Se voltarmos mais atrás no tempo, constatamos que Portugal não protegia um grande leque de direitos sociais, pelo menos comparativamente com os outros países, e que, por isso, o problema não está no Estado Social ou, se estiver, é na falta dele no passado. Comparemos com Inglaterra. Só num investimento extraordinário, Tatcher superou os cem milhões de libras para o serviço de saúde inglês, que existe desde 1948, enquanto o Serviço Nacional de Saúde português existe apenas desde 1979 através duma lei do socialista António Arnaud.

Inglaterra tem a seu favor o tempo, fonte do empirismo das opções logísticas de organização e funcionamento - do know-how da administração - e dum maior investimento em estruturas que vão sendo renovadas ao longo dos anos com o apoio transversal do tal conhecimento. Temos de dar tempo aos serviços sociais portugueses para se adaptarem à realidade que encontram quando passam da teoria para a prática, chegando então a altura de fazer os verdadeiros investimentos. Essa transição, relaciona-se com o facto dos vários serviços não precisarem apenas de conhecimento científico em medicina ou educação; os técnicos, os especialistas, os administradores e os funcionários também têm de se acostumar à novidade prática. Depois, o empirismo de um é deixado lá como uma herança que não desaparece com a rotatividade do pessoal. Alinhando-se neste raciocínio, está a descentralização administrativa: medida progressista que denota uma compreensão de que, analisando a experiência e comparando com experiências estrangeiras, a capacidade de um serviço só é efetiva se for gerida em proximidade com os problemas específicos da região e, também por isso, capaz de responder a certos condicionalismos práticos da gestão corrente.
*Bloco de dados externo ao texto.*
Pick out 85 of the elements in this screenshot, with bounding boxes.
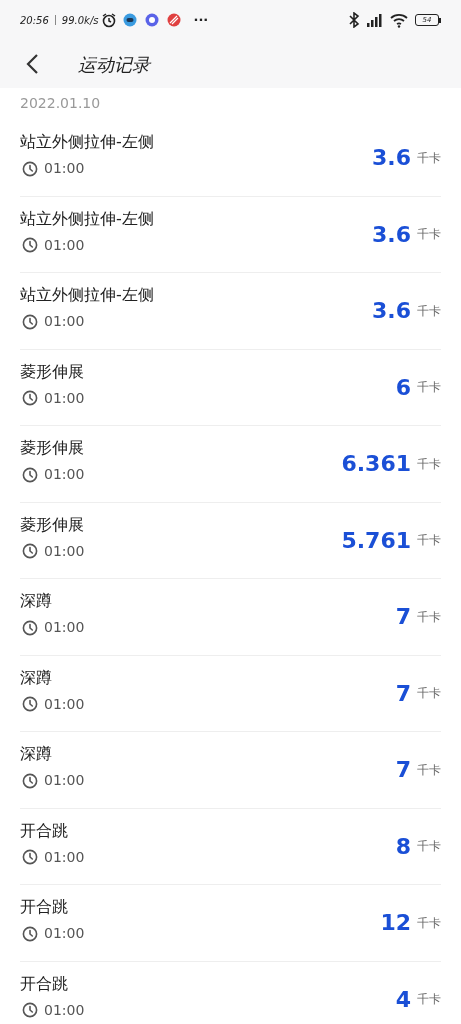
duration: 01:00 <box>44 541 85 561</box>
duration: 01:00 <box>44 388 85 408</box>
calories-unit: 千卡 <box>417 991 441 1009</box>
record-row[interactable]: 站立外侧拉伸-左侧 01:00 3.6 千卡 <box>20 273 441 350</box>
network-speed: 99.0k/s <box>61 13 99 28</box>
calories-unit: 千卡 <box>417 226 441 244</box>
calories-value: 5.761 <box>341 526 411 555</box>
exercise-name: 开合跳 <box>20 819 69 842</box>
duration: 01:00 <box>44 618 85 638</box>
calories-unit: 千卡 <box>417 302 441 320</box>
duration: 01:00 <box>44 235 85 255</box>
calories-value: 3.6 <box>372 297 411 326</box>
clock-icon <box>22 696 38 713</box>
calories-value: 6.361 <box>341 450 411 479</box>
calories-value: 3.6 <box>372 220 411 249</box>
exercise-name: 菱形伸展 <box>20 360 85 383</box>
exercise-name: 站立外侧拉伸-左侧 <box>20 131 155 154</box>
duration: 01:00 <box>44 1000 85 1020</box>
record-row[interactable]: 开合跳 01:00 4 千卡 <box>20 961 441 1024</box>
record-row[interactable]: 菱形伸展 01:00 6 千卡 <box>20 349 441 426</box>
calories-unit: 千卡 <box>417 838 441 856</box>
alarm-icon <box>101 12 118 28</box>
exercise-name: 开合跳 <box>20 972 69 995</box>
duration: 01:00 <box>44 847 85 867</box>
date-label: 2022.01.10 <box>20 94 102 113</box>
exercise-name: 菱形伸展 <box>20 437 85 460</box>
clock-icon <box>22 619 38 636</box>
calories-value: 8 <box>395 832 411 861</box>
calories-value: 7 <box>395 603 411 632</box>
calories-unit: 千卡 <box>417 685 441 703</box>
app-icon <box>123 13 138 27</box>
bluetooth-icon <box>347 12 361 28</box>
app-icon <box>145 13 160 27</box>
record-row[interactable]: 深蹲 01:00 7 千卡 <box>20 732 441 809</box>
clock-icon <box>22 1002 38 1019</box>
calories-unit: 千卡 <box>417 455 441 473</box>
exercise-name: 站立外侧拉伸-左侧 <box>20 284 155 307</box>
duration: 01:00 <box>44 159 85 179</box>
clock-icon <box>22 849 38 866</box>
clock-icon <box>22 160 38 177</box>
status-time: 20:56 <box>20 13 49 28</box>
clock-icon <box>22 390 38 407</box>
app-icon <box>167 13 182 27</box>
record-row[interactable]: 站立外侧拉伸-左侧 01:00 3.6 千卡 <box>20 120 441 197</box>
clock-icon <box>22 772 38 789</box>
calories-value: 12 <box>380 909 411 938</box>
exercise-name: 深蹲 <box>20 666 53 689</box>
record-row[interactable]: 站立外侧拉伸-左侧 01:00 3.6 千卡 <box>20 196 441 273</box>
duration: 01:00 <box>44 694 85 714</box>
clock-icon <box>22 543 38 560</box>
clock-icon <box>22 925 38 942</box>
exercise-name: 深蹲 <box>20 590 53 613</box>
record-row[interactable]: 开合跳 01:00 8 千卡 <box>20 808 441 885</box>
calories-value: 6 <box>395 373 411 402</box>
calories-unit: 千卡 <box>417 608 441 626</box>
record-row[interactable]: 菱形伸展 01:00 5.761 千卡 <box>20 502 441 579</box>
clock-icon <box>22 313 38 330</box>
calories-unit: 千卡 <box>417 761 441 779</box>
clock-icon <box>22 466 38 483</box>
calories-value: 3.6 <box>372 144 411 173</box>
exercise-name: 深蹲 <box>20 743 53 766</box>
record-row[interactable]: 深蹲 01:00 7 千卡 <box>20 579 441 656</box>
calories-value: 7 <box>395 679 411 708</box>
exercise-name: 开合跳 <box>20 896 69 919</box>
more-notifications: ··· <box>193 11 209 30</box>
calories-unit: 千卡 <box>417 532 441 550</box>
clock-icon <box>22 237 38 254</box>
record-row[interactable]: 深蹲 01:00 7 千卡 <box>20 655 441 732</box>
exercise-name: 菱形伸展 <box>20 513 85 536</box>
duration: 01:00 <box>44 924 85 944</box>
duration: 01:00 <box>44 465 85 485</box>
duration: 01:00 <box>44 312 85 332</box>
page-title: 运动记录 <box>78 52 150 77</box>
back-icon <box>25 53 39 75</box>
calories-value: 4 <box>395 985 411 1014</box>
duration: 01:00 <box>44 771 85 791</box>
exercise-name: 站立外侧拉伸-左侧 <box>20 207 155 230</box>
record-row[interactable]: 开合跳 01:00 12 千卡 <box>20 885 441 962</box>
signal-icon <box>365 12 385 28</box>
record-row[interactable]: 菱形伸展 01:00 6.361 千卡 <box>20 426 441 503</box>
calories-unit: 千卡 <box>417 914 441 932</box>
calories-unit: 千卡 <box>417 379 441 397</box>
wifi-icon <box>389 12 409 28</box>
calories-unit: 千卡 <box>417 149 441 167</box>
calories-value: 7 <box>395 756 411 785</box>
Não podemos desprezar todas as grandes conquistas que Portugal atingiu ao nível da proteção de direitos sociais. Seria um erro desmobilizar das batalhas que vencemos depois do 25 de Abril. A democracia existe porque não podemos baixar os braços e, quando o fazemos, as desigualdades apontam as suas pistolas e ferem com sangrentas balas de descredibilização os serviços de que cujo aperfeiçoamento depende a garantia dos Direitos Sociais e, por isso, a nossa dignidade. O Estado Social, para além de estimular a economia, é o garante da nossa libertação como indivíduos.